The document may also be downloaded from the ELC website. This link should be used in reference lists: http://elc.ab.ca/Content_Files/Files/MunicipalPowersLandUsePlanning.pdf
Text from the Introduction is reproduced here:
Municipalities exercise a broad range of powers that have significant direct and indirect impacts on the environment. Alberta’s cities, towns, and rural municipalities are already key players in waste management, water and wastewater treatment, and land use planning and development. They have the authority to assume a greater role in the regulation and management of natural areas including wetlands, air and water quality, toxic substances, redevelopment of contaminated lands, water conservation, wildlife, and other aspects of the environment within the municipality.Although in recent years many municipalities have become more active in these less traditional areas, others have done so minimally or erratically, due to factors such as low public awareness, lack of financial and technical resources, and a general unfamiliarity with local environmental issues.However, municipalities are under increasing public pressure to address these issues, and to incorporate environmental priorities into land use planning and development.
Section 1 of this paper examines the power of Alberta municipalities to regulate aspects of the environment through the general bylaw power. The sources and scope of municipal authority over the environment are explained, as are opportunities for public involvement.

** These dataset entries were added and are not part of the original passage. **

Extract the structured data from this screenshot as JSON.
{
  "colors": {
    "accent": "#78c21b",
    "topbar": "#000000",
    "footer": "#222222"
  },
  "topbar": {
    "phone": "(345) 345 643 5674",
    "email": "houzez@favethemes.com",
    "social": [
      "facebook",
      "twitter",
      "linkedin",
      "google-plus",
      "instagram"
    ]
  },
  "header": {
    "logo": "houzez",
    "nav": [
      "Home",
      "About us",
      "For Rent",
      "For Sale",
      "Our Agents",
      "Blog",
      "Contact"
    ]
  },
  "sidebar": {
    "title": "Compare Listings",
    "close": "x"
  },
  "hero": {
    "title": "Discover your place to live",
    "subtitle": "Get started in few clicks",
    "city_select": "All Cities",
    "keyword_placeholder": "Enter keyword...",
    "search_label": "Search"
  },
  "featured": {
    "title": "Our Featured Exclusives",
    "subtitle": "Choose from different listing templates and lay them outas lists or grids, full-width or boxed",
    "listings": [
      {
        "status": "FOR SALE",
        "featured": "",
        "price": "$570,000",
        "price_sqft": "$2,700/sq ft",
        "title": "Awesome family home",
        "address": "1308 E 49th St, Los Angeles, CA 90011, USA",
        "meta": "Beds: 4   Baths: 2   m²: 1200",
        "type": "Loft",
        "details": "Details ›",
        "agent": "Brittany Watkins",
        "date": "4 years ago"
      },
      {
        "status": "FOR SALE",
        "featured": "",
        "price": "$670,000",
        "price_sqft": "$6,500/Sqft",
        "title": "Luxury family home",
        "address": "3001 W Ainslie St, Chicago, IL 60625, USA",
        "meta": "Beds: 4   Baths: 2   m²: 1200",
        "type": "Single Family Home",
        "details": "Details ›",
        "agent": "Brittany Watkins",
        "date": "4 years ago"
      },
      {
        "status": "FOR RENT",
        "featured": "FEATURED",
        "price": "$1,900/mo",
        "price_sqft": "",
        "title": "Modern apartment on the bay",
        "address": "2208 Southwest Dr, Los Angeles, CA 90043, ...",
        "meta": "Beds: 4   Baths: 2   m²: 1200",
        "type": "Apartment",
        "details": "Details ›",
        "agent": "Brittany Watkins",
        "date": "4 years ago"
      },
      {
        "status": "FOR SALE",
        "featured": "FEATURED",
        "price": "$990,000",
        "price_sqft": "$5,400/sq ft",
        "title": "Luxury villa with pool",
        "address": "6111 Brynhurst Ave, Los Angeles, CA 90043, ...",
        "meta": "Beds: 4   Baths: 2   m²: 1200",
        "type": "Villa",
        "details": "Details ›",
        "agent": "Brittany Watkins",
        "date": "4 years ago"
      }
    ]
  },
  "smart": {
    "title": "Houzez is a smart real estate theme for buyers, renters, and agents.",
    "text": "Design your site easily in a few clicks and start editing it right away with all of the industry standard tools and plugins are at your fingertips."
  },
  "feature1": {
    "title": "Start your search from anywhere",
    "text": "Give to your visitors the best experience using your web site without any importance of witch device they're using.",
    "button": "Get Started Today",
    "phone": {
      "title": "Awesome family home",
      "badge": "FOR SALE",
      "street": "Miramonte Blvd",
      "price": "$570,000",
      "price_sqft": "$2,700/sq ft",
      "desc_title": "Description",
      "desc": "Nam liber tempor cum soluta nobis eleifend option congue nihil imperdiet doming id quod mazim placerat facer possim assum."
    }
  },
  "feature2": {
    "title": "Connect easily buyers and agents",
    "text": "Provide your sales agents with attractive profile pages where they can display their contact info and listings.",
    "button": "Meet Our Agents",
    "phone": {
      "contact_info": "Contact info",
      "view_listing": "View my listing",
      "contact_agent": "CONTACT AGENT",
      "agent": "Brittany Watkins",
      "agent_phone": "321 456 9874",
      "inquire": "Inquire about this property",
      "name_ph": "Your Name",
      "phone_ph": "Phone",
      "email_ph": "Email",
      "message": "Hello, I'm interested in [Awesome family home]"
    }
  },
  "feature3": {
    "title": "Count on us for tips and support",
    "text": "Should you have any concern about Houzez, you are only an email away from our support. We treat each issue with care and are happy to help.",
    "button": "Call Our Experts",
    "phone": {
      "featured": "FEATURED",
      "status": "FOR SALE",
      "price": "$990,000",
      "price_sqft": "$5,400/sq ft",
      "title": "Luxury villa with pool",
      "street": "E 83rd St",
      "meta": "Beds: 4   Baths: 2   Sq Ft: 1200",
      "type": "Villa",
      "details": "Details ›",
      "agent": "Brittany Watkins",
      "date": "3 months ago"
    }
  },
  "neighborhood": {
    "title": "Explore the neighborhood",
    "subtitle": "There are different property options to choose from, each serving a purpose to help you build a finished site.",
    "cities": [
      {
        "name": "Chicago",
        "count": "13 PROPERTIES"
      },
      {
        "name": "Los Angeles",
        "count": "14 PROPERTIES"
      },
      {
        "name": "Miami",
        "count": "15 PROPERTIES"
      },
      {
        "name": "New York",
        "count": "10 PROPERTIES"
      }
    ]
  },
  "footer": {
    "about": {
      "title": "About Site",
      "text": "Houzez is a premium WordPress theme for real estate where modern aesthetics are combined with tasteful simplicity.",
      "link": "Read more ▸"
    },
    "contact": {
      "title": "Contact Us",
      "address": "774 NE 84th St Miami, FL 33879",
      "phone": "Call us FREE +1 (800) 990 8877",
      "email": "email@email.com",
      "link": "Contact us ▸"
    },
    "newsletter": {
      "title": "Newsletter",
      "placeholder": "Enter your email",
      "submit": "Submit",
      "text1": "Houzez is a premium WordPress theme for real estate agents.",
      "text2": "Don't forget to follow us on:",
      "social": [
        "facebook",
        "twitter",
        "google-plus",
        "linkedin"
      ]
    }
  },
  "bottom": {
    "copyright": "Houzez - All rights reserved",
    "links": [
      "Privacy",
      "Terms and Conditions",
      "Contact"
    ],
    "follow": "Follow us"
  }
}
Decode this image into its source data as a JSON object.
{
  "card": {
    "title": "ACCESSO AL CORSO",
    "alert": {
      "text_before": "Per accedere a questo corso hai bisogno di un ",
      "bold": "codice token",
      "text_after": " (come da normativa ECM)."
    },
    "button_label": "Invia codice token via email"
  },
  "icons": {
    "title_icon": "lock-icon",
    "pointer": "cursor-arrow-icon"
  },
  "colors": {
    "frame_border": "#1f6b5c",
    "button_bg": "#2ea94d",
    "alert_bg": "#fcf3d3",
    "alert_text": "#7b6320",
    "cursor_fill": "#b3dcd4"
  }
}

Section 2A examines the significant power of municipalities to affect the environment through the land use planning and development process. After an examination of the major players in the development process, this section describes municipal planning powers, the key planning policies and the land use bylaw, the subdivision and development process, tools and process for regional planning, and the provincial role in municipal land use planning and development.
Section 2B examines formal opportunities for public involvement in the land use planning process. In section 2C, this paper sets out further, informal opportunities to influence municipal planning and development policy. The need for provincial leadership and opportunities for public input into regional planning are reviewed next. This section concludes with guidance on speaking out for or against a particular development.